I may actually prefer this better because of the scss/sass support, though.



Hey, I am the Sword author. Harp development and Sword development have begun almost simultaneously. You should stick with Harp if you use typical NodeJS tools for templating (like Handlebars and Stylus), and use Sword if you prefer Ruby ones.


(author of harp here)

Sword indeed looks very cool, and yes, it is almost identical to Harp.

People should really pay attention to this approach because I'm fairly confident this is where static web servers/generator are headed. By lazily compiling only the assets that are needed when requested we save a stupendous amount of cpu cycles and we can keep the development workflow much more natural and rapid. Regenerating the world as Jekyll does, is ridiculously slow, awkward (spews out static files everywhere), and still requires a static web server to serve the files.

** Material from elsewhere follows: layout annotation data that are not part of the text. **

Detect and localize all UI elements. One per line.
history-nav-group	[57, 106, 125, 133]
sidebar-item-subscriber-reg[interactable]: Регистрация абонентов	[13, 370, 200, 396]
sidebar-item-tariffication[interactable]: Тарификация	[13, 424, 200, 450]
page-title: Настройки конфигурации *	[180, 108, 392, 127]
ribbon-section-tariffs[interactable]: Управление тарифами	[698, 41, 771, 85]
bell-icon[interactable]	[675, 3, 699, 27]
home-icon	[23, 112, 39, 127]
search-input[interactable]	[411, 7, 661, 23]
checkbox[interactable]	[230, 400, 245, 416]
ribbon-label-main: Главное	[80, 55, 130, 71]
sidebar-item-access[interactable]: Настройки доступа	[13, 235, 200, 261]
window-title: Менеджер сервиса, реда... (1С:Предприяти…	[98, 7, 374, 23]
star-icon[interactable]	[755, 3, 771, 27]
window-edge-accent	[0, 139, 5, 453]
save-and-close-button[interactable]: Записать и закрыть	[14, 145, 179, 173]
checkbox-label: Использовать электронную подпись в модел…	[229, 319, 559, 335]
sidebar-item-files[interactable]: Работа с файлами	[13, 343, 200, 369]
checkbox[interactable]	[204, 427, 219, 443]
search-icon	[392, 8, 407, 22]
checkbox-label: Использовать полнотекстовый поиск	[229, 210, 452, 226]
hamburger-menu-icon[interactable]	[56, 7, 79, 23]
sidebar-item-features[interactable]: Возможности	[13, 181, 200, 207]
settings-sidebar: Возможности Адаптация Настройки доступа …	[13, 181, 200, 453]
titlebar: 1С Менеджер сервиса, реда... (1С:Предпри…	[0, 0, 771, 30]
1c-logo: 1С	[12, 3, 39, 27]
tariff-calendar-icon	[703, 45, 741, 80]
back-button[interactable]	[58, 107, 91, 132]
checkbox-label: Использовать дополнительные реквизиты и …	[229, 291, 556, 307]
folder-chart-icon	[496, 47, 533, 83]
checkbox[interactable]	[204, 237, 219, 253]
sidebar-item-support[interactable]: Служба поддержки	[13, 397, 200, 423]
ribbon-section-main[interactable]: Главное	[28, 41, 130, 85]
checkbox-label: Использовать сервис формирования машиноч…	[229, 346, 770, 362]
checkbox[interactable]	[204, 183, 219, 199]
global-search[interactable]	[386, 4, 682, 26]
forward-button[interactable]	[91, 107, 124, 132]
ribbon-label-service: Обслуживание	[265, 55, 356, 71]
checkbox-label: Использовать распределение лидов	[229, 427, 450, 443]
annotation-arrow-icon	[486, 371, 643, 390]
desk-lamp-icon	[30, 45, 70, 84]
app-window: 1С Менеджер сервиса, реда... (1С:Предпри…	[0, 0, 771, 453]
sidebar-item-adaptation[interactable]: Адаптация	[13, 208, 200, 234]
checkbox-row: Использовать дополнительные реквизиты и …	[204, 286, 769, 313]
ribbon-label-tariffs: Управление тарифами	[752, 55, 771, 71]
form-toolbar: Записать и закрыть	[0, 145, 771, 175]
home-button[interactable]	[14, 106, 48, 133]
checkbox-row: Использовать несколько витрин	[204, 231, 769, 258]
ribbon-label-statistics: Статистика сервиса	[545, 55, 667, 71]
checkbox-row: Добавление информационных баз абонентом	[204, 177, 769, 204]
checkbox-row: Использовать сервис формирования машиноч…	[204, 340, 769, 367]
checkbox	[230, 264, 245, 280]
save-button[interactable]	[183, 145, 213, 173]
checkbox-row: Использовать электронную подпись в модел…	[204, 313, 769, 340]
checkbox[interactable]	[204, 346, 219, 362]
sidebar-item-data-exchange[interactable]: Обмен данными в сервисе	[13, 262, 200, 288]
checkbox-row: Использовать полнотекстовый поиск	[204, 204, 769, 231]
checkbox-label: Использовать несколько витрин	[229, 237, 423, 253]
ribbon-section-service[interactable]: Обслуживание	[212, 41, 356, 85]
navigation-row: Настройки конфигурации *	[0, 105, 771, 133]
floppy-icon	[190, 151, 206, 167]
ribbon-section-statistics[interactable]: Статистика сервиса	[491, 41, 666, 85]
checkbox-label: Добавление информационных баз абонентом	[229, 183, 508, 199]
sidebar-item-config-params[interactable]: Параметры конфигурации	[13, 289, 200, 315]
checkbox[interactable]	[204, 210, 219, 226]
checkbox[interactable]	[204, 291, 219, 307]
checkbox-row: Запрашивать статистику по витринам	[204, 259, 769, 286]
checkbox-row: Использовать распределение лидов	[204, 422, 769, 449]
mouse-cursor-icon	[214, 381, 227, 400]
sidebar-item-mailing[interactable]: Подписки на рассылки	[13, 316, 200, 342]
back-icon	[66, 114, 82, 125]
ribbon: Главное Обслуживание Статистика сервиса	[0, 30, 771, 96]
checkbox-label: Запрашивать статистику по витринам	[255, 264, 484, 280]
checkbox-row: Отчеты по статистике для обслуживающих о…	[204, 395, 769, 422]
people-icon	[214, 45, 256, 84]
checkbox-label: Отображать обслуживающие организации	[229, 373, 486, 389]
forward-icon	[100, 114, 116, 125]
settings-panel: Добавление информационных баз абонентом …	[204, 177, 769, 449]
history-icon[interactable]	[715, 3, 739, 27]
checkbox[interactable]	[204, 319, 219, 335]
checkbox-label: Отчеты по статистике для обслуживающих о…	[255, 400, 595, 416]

Today many people are manually setting up pre-compiling with tools like Grunt and Make to do their pre-compiling but I don't expect this to last much longer due to the cognitive overhead of maintaining these scripts and the lack of features such as layouts and partials. Not sure if sword supports this but I couldn't imagine harp without it.

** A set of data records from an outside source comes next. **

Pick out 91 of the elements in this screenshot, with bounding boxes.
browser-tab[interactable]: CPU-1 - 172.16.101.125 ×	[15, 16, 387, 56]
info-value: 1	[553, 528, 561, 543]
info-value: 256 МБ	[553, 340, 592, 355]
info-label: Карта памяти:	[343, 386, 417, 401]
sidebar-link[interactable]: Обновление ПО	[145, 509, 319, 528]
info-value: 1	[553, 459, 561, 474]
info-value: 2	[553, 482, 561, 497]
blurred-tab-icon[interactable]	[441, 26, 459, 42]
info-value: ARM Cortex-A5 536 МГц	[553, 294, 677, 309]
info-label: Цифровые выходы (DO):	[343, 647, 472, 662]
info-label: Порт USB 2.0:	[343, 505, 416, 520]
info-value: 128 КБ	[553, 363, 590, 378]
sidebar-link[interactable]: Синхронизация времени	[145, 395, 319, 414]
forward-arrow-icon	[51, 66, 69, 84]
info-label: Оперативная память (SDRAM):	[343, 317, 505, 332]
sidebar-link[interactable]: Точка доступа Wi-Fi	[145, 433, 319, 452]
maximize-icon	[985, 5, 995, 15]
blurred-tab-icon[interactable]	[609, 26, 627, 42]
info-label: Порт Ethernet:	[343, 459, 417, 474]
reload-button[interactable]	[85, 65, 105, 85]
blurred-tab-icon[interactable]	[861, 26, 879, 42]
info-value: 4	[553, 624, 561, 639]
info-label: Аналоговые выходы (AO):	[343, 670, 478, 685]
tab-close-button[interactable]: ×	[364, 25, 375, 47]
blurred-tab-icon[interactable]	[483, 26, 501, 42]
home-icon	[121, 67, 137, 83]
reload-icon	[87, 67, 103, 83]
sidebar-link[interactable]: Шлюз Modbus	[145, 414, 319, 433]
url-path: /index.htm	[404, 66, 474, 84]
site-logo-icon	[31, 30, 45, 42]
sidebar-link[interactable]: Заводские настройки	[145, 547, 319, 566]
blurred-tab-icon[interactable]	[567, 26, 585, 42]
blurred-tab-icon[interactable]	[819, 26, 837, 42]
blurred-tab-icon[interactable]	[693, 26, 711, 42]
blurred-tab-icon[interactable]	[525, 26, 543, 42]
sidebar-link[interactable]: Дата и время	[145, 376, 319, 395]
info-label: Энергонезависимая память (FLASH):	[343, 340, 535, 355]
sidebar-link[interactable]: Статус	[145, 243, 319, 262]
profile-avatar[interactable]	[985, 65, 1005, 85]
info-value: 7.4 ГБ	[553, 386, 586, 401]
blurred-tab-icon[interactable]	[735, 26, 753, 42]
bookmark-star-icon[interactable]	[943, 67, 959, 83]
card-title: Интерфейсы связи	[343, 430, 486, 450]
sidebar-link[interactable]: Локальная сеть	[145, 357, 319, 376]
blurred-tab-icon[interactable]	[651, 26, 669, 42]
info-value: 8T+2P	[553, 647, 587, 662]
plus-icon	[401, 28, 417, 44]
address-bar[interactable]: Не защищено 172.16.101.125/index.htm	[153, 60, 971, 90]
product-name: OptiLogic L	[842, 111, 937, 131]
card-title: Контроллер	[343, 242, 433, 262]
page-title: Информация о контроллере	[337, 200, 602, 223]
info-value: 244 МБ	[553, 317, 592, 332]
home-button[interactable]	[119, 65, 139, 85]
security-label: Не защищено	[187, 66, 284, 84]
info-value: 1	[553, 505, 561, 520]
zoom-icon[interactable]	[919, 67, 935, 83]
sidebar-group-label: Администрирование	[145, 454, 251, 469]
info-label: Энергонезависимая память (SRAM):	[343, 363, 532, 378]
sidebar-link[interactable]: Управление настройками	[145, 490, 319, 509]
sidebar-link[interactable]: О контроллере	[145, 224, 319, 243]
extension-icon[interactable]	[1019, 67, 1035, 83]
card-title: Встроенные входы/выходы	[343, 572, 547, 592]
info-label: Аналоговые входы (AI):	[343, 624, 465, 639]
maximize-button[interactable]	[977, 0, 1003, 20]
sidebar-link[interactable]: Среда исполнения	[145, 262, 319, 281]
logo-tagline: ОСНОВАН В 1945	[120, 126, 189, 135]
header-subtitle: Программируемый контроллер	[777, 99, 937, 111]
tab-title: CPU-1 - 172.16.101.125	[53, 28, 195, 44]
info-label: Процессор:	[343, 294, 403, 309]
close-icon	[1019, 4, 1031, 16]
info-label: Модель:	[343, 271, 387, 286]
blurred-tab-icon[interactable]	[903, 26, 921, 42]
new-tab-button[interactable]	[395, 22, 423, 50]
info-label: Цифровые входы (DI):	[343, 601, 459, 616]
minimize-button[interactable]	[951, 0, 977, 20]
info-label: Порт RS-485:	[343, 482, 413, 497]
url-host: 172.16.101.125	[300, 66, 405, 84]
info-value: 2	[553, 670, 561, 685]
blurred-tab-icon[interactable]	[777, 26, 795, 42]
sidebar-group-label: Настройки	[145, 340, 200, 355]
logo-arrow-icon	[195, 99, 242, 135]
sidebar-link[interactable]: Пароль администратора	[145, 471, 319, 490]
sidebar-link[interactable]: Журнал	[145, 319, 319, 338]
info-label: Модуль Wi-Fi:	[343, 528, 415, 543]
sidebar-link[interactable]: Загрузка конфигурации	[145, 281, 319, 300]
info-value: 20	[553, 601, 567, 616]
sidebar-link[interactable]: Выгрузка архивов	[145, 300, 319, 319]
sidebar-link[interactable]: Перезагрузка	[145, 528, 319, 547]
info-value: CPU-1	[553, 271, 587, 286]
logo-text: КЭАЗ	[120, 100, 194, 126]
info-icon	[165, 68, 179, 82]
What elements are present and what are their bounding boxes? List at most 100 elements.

@svoroval - Best of luck with Sword. Looks like we are on the same page :)

@taylorlapeyre - FWIW SASS support in Harp is right around the corner. We held off until node-sass didn't require a compile step to be installed. It now meets that requirement.


Serve is also very similar: http://get-serve.com/


Could not recommend this more – strikes just the right balance between a Rails app and plain HTML/CSS for prototyping.